Что же касается Панкера, то его активный интерес к музыке Майка и Гребенщикова возник после покупки катушки «Все братья — сёстры», а к осени 1981 года перерос в плотное сотрудничество. В частности, Панкер рулил звуком на дебютном концерте «Зоопарка» в Москве, а до этого — во время выступлений Майка в ленинградском рок-клубе. На первом концерте «Кино» в зале на Рубинштейна Гудков внезапно выскочил на сцену с саксофоном, хотя толком не умел на нём играть.

«Такие ансамбли, как “Аквариум” и “Зоопарк” стали популярны в Москве гораздо раньше, чем в Питере, — рассказывал Панкер. — А у нас в городе многие молились на “Россиян”, лидер которых Жора Ордановский выглядел на общем тусклом фоне настоящей рок-звездой. Также особым авторитетом у музыкантов пользовались группы, у которых на сцене стояла гора самопальных колонок. А у “Аквариума” и “Зоопарка” своей аппаратуры не было, поэтому они находились на периферии массового сознания. Рок-клубовские музыканты «старой школы» относились к ним слегка презрительно, словно к каким-нибудь ебанатам».

Это был показательный момент, поскольку, несмотря на локальную популярность «Аквариума», его участники продолжали находиться в энергетическом вакууме. Даже в андеграундных кругах многие относились к их творчеству противоречиво.

«Естественно, что на ленинградской рок-сцене “Аквариум” стоял несколько особняком, — вспоминал позднее Лёша Рыбин в книге “КИНО с самого начала”. — Хард-рокеры терпеть его не могли, называя “соплями”, “эстрадой” (!) и так далее.
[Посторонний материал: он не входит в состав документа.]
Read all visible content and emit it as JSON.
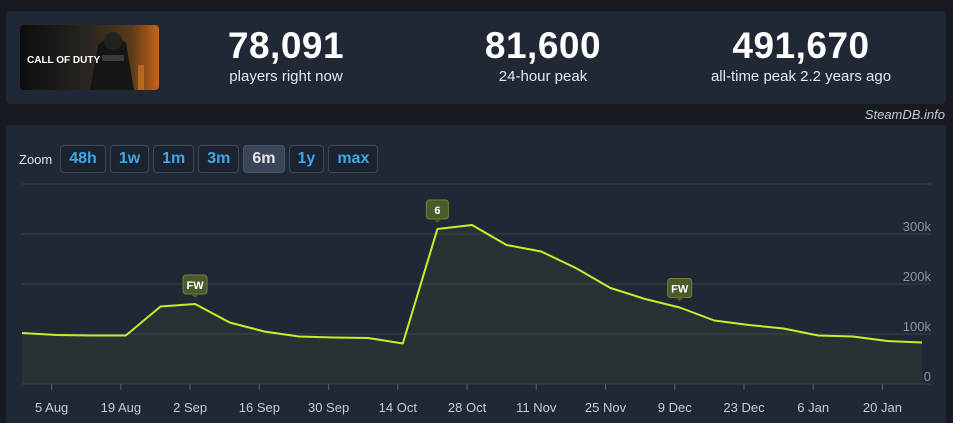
{
  "stats": {
    "current": {
      "value": "78,091",
      "label": "players right now"
    },
    "peak24": {
      "value": "81,600",
      "label": "24-hour peak"
    },
    "alltime": {
      "value": "491,670",
      "label": "all-time peak 2.2 years ago"
    }
  },
  "game_logo_text": "CALL OF DUTY",
  "watermark": "SteamDB.info",
  "zoom": {
    "label": "Zoom",
    "buttons": [
      "48h",
      "1w",
      "1m",
      "3m",
      "6m",
      "1y",
      "max"
    ],
    "active": "6m"
  },
  "colors": {
    "line": "#c4f02a",
    "grid": "#3a4050",
    "marker_bg": "#4b5a2a"
  },
  "chart_data": {
    "type": "line",
    "x": [
      "2023-07-30",
      "2023-08-06",
      "2023-08-13",
      "2023-08-20",
      "2023-08-27",
      "2023-09-03",
      "2023-09-10",
      "2023-09-17",
      "2023-09-24",
      "2023-10-01",
      "2023-10-08",
      "2023-10-15",
      "2023-10-22",
      "2023-10-29",
      "2023-11-05",
      "2023-11-12",
      "2023-11-19",
      "2023-11-26",
      "2023-12-03",
      "2023-12-10",
      "2023-12-17",
      "2023-12-24",
      "2023-12-31",
      "2024-01-07",
      "2024-01-14",
      "2024-01-21",
      "2024-01-28"
    ],
    "y": [
      102000,
      98000,
      97000,
      97000,
      155000,
      160000,
      123000,
      105000,
      95000,
      93000,
      92000,
      81000,
      310000,
      318000,
      278000,
      265000,
      232000,
      192000,
      170000,
      153000,
      127000,
      118000,
      111000,
      97000,
      95000,
      86000,
      83000
    ],
    "xticks": [
      "5 Aug",
      "19 Aug",
      "2 Sep",
      "16 Sep",
      "30 Sep",
      "14 Oct",
      "28 Oct",
      "11 Nov",
      "25 Nov",
      "9 Dec",
      "23 Dec",
      "6 Jan",
      "20 Jan"
    ],
    "xtick_dates": [
      "2023-08-05",
      "2023-08-19",
      "2023-09-02",
      "2023-09-16",
      "2023-09-30",
      "2023-10-14",
      "2023-10-28",
      "2023-11-11",
      "2023-11-25",
      "2023-12-09",
      "2023-12-23",
      "2024-01-06",
      "2024-01-20"
    ],
    "yticks": [
      {
        "value": 0,
        "label": "0"
      },
      {
        "value": 100000,
        "label": "100k"
      },
      {
        "value": 200000,
        "label": "200k"
      },
      {
        "value": 300000,
        "label": "300k"
      }
    ],
    "ylim": [
      0,
      400000
    ],
    "xlim": [
      "2023-07-30",
      "2024-01-28"
    ],
    "annotations": [
      {
        "date": "2023-09-03",
        "text": "FW"
      },
      {
        "date": "2023-10-22",
        "text": "6"
      },
      {
        "date": "2023-12-10",
        "text": "FW"
      }
    ],
    "grid": true
  }
}
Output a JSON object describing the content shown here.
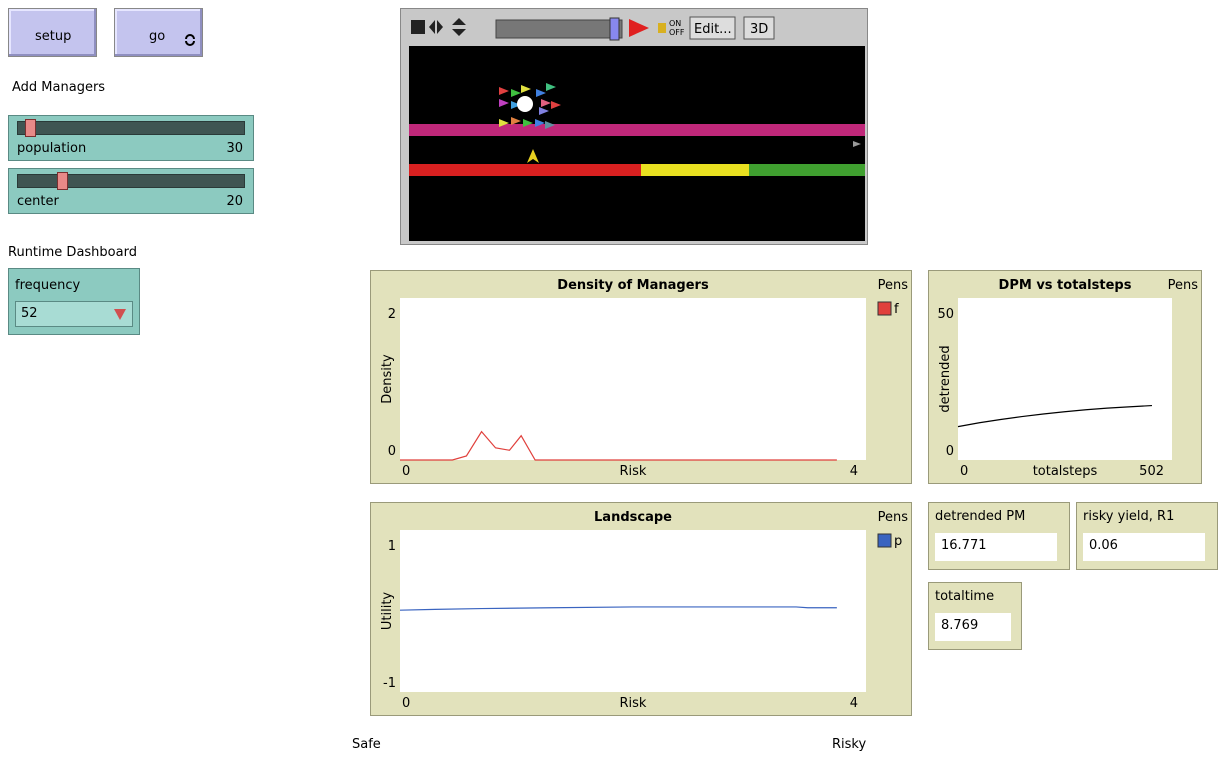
{
  "buttons": [
    {
      "label": "setup"
    },
    {
      "label": "go"
    }
  ],
  "notes": {
    "add_managers": "Add Managers",
    "runtime_dashboard": "Runtime Dashboard",
    "safe": "Safe",
    "risky": "Risky"
  },
  "sliders": [
    {
      "label": "population",
      "value": 30
    },
    {
      "label": "center",
      "value": 20
    }
  ],
  "chooser": {
    "label": "frequency",
    "value": 52
  },
  "view": {
    "on": "ON",
    "off": "OFF",
    "edit": "Edit...",
    "three_d": "3D"
  },
  "plots": [
    {
      "type": "line",
      "title": "Density of Managers",
      "x_label": "Risk",
      "y_label": "Density",
      "legend_title": "Pens",
      "xlim": [
        0,
        4
      ],
      "ylim": [
        0,
        2
      ],
      "xticks": [
        0,
        4
      ],
      "yticks": [
        0,
        2
      ],
      "series": [
        {
          "name": "f",
          "color": "#e0403c",
          "x": [
            0,
            0.45,
            0.57,
            0.7,
            0.82,
            0.94,
            1.04,
            1.16,
            2,
            3,
            3.75
          ],
          "values": [
            0,
            0,
            0.05,
            0.35,
            0.15,
            0.12,
            0.3,
            0,
            0,
            0,
            0
          ]
        }
      ]
    },
    {
      "type": "line",
      "title": "Landscape",
      "x_label": "Risk",
      "y_label": "Utility",
      "legend_title": "Pens",
      "xlim": [
        0,
        4
      ],
      "ylim": [
        -1,
        1
      ],
      "xticks": [
        0,
        4
      ],
      "yticks": [
        -1,
        1
      ],
      "series": [
        {
          "name": "p",
          "color": "#3a64c0",
          "x": [
            0,
            0.3,
            0.7,
            1.3,
            2,
            2.7,
            3.4,
            3.5,
            3.75
          ],
          "values": [
            0.01,
            0.02,
            0.03,
            0.04,
            0.05,
            0.05,
            0.05,
            0.04,
            0.04
          ]
        }
      ]
    },
    {
      "type": "line",
      "title": "DPM vs totalsteps",
      "x_label": "totalsteps",
      "y_label": "detrended",
      "legend_title": "Pens",
      "xlim": [
        0,
        502
      ],
      "ylim": [
        0,
        50
      ],
      "xticks": [
        0,
        502
      ],
      "yticks": [
        0,
        50
      ],
      "series": [
        {
          "color": "#000000",
          "x": [
            0,
            50,
            100,
            150,
            200,
            250,
            300,
            350,
            400,
            455
          ],
          "values": [
            10.3,
            11.5,
            12.5,
            13.4,
            14.2,
            14.9,
            15.5,
            16,
            16.4,
            16.8
          ]
        }
      ]
    }
  ],
  "monitors": [
    {
      "label": "detrended PM",
      "value": "16.771"
    },
    {
      "label": "risky yield, R1",
      "value": "0.06"
    },
    {
      "label": "totaltime",
      "value": "8.769"
    }
  ]
}
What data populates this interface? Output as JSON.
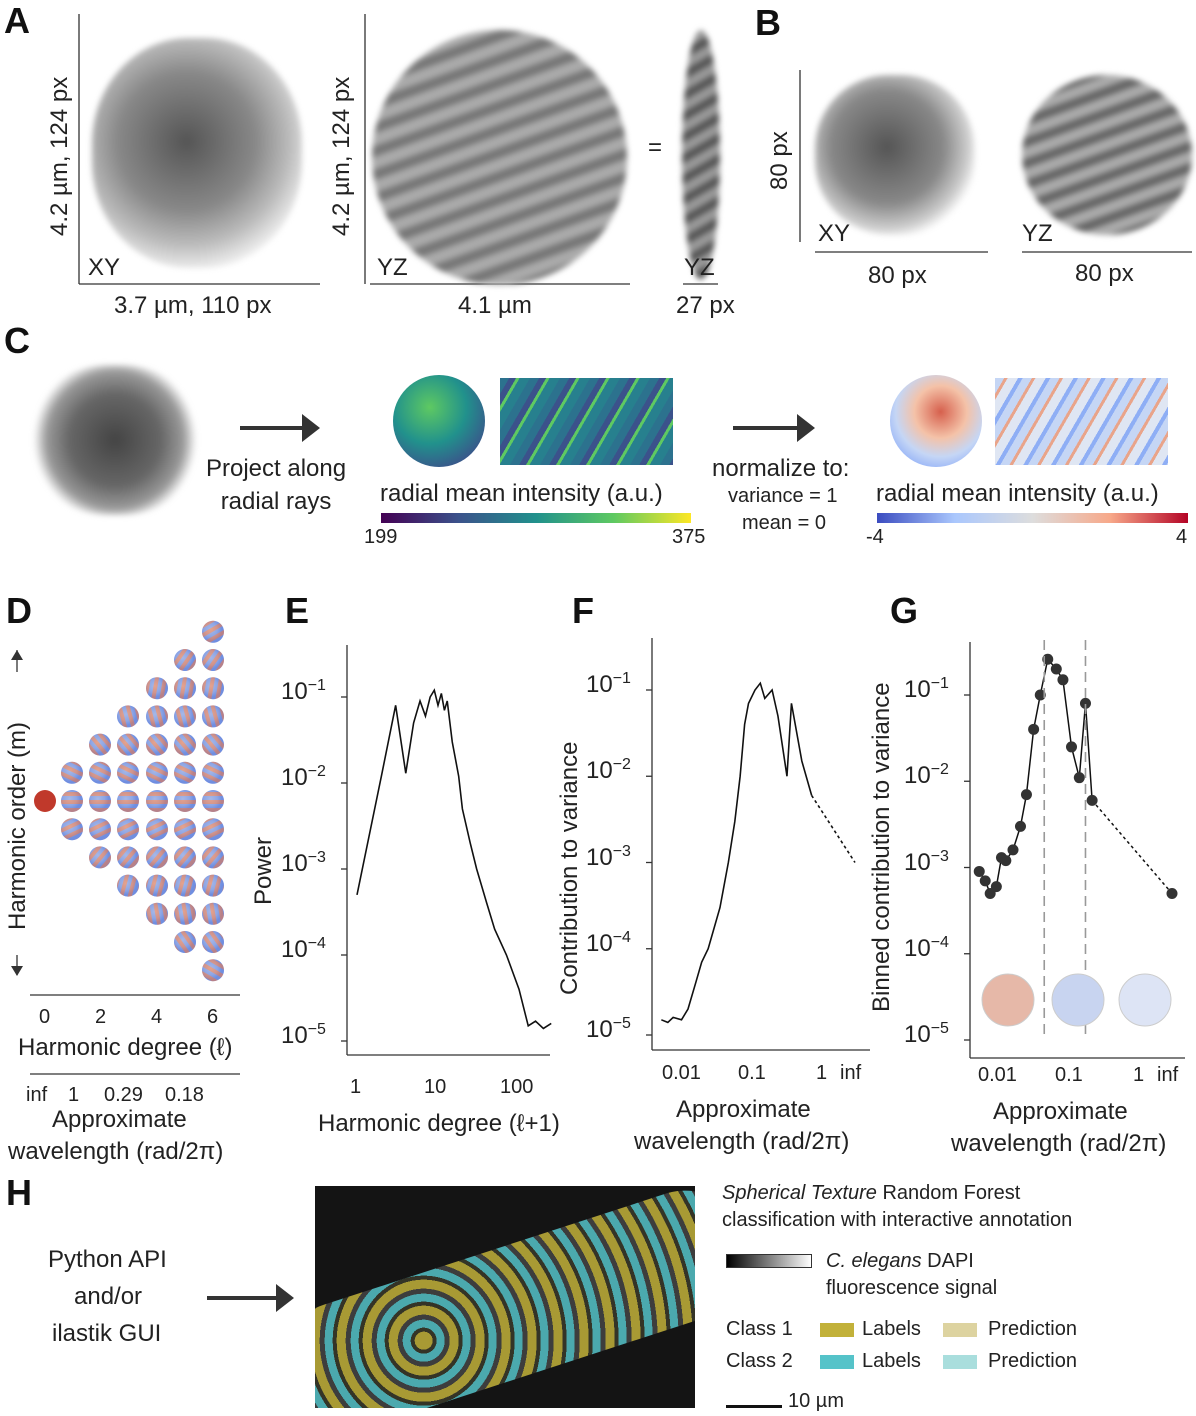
{
  "panels": {
    "a": "A",
    "b": "B",
    "c": "C",
    "d": "D",
    "e": "E",
    "f": "F",
    "g": "G",
    "h": "H"
  },
  "a": {
    "xy": "XY",
    "yz1": "YZ",
    "yz2": "YZ",
    "eq": "=",
    "ylab1": "4.2 µm, 124 px",
    "ylab2": "4.2 µm, 124 px",
    "xlab1": "3.7 µm, 110 px",
    "xlab2": "4.1 µm",
    "xlab3": "27 px"
  },
  "b": {
    "xy": "XY",
    "yz": "YZ",
    "ylab": "80 px",
    "xlab1": "80 px",
    "xlab2": "80 px"
  },
  "c": {
    "project": "Project along\nradial rays",
    "cb1_label": "radial mean intensity (a.u.)",
    "cb1_min": "199",
    "cb1_max": "375",
    "normalize": "normalize to:",
    "var": "variance = 1",
    "mean": "mean = 0",
    "cb2_label": "radial mean intensity (a.u.)",
    "cb2_min": "-4",
    "cb2_max": "4"
  },
  "d": {
    "ylab": "Harmonic order (m)",
    "xlab": "Harmonic degree (ℓ)",
    "ticks": [
      "0",
      "2",
      "4",
      "6"
    ],
    "wl_ticks": [
      "inf",
      "1",
      "0.29",
      "0.18"
    ],
    "wl_lab1": "Approximate",
    "wl_lab2": "wavelength (rad/2π)"
  },
  "h": {
    "left1": "Python API",
    "left2": "and/or",
    "left3": "ilastik GUI",
    "title1": "Spherical Texture",
    "title2": " Random Forest",
    "title3": "classification with interactive annotation",
    "dapi1": "C. elegans",
    "dapi2": " DAPI",
    "dapi3": "fluorescence signal",
    "class1": "Class 1",
    "class2": "Class 2",
    "labels": "Labels",
    "prediction": "Prediction",
    "scale": "10 µm"
  },
  "colors": {
    "class1_labels": "#c2b13a",
    "class1_pred": "#ddd3a0",
    "class2_labels": "#55c3c9",
    "class2_pred": "#a9dedd",
    "viridis": [
      "#440154",
      "#3b528b",
      "#21918c",
      "#5ec962",
      "#fde725"
    ],
    "coolwarm": [
      "#3b4cc0",
      "#aac7fd",
      "#dddddd",
      "#f7a889",
      "#b40426"
    ]
  },
  "chart_data": [
    {
      "type": "line",
      "panel": "E",
      "xlabel": "Harmonic degree (ℓ+1)",
      "ylabel": "Power",
      "xscale": "log",
      "yscale": "log",
      "xlim": [
        0.9,
        260
      ],
      "ylim": [
        1e-05,
        0.2
      ],
      "xticks": [
        "1",
        "10",
        "100"
      ],
      "yticks": [
        "10^-1",
        "10^-2",
        "10^-3",
        "10^-4",
        "10^-5"
      ],
      "x": [
        1,
        2,
        3,
        4,
        5,
        6,
        7,
        8,
        9,
        10,
        11,
        12,
        13,
        15,
        18,
        20,
        25,
        30,
        40,
        50,
        70,
        100,
        130,
        160,
        200,
        250
      ],
      "y": [
        0.0005,
        0.012,
        0.08,
        0.013,
        0.05,
        0.09,
        0.06,
        0.1,
        0.12,
        0.08,
        0.11,
        0.07,
        0.09,
        0.03,
        0.012,
        0.005,
        0.002,
        0.001,
        0.0004,
        0.0002,
        0.0001,
        4e-05,
        1.5e-05,
        1.7e-05,
        1.4e-05,
        1.6e-05
      ]
    },
    {
      "type": "line",
      "panel": "F",
      "xlabel": "Approximate wavelength (rad/2π)",
      "ylabel": "Contribution to variance",
      "xscale": "log",
      "yscale": "log",
      "ylim": [
        1e-05,
        0.2
      ],
      "xticks": [
        "0.01",
        "0.1",
        "1",
        "inf"
      ],
      "yticks": [
        "10^-1",
        "10^-2",
        "10^-3",
        "10^-4",
        "10^-5"
      ],
      "x": [
        0.004,
        0.005,
        0.006,
        0.008,
        0.01,
        0.013,
        0.016,
        0.02,
        0.03,
        0.04,
        0.05,
        0.06,
        0.07,
        0.08,
        0.1,
        0.12,
        0.14,
        0.18,
        0.22,
        0.3,
        0.35,
        0.5,
        0.7
      ],
      "y": [
        1.5e-05,
        1.4e-05,
        1.6e-05,
        1.5e-05,
        2e-05,
        4e-05,
        7e-05,
        0.0001,
        0.0003,
        0.001,
        0.003,
        0.01,
        0.04,
        0.07,
        0.1,
        0.12,
        0.08,
        0.1,
        0.05,
        0.01,
        0.07,
        0.015,
        0.006
      ],
      "dashed_to_inf": 0.001
    },
    {
      "type": "scatter",
      "panel": "G",
      "xlabel": "Approximate wavelength (rad/2π)",
      "ylabel": "Binned contribution to variance",
      "xscale": "log",
      "yscale": "log",
      "ylim": [
        1e-05,
        0.2
      ],
      "xticks": [
        "0.01",
        "0.1",
        "1",
        "inf"
      ],
      "yticks": [
        "10^-1",
        "10^-2",
        "10^-3",
        "10^-4",
        "10^-5"
      ],
      "vlines": [
        0.04,
        0.16
      ],
      "x": [
        0.0045,
        0.0055,
        0.0065,
        0.008,
        0.0095,
        0.011,
        0.014,
        0.018,
        0.022,
        0.028,
        0.035,
        0.045,
        0.06,
        0.075,
        0.1,
        0.13,
        0.16,
        0.2,
        0.25,
        0.32,
        0.45,
        "inf"
      ],
      "y": [
        0.0009,
        0.0007,
        0.0005,
        0.0006,
        0.0013,
        0.0012,
        0.0016,
        0.003,
        0.007,
        0.04,
        0.1,
        0.26,
        0.2,
        0.15,
        0.025,
        0.011,
        0.08,
        0.006,
        null,
        null,
        null,
        0.0005
      ]
    }
  ]
}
Они говорили, что БГ — педераст и мудак, ворует чужие стихи, чужую музыку и вообще чуть ли не стукач. Пожалуй, никто из музыкантов ни за какой поступок — ни за кражу денег, ни за нечистоплотность в любовных делах — не вызывал у хард-рокеров такой неприязни, как Гребенщиков. Просто за факт своего существования, просто за то, что был здоровым человеком среди калек».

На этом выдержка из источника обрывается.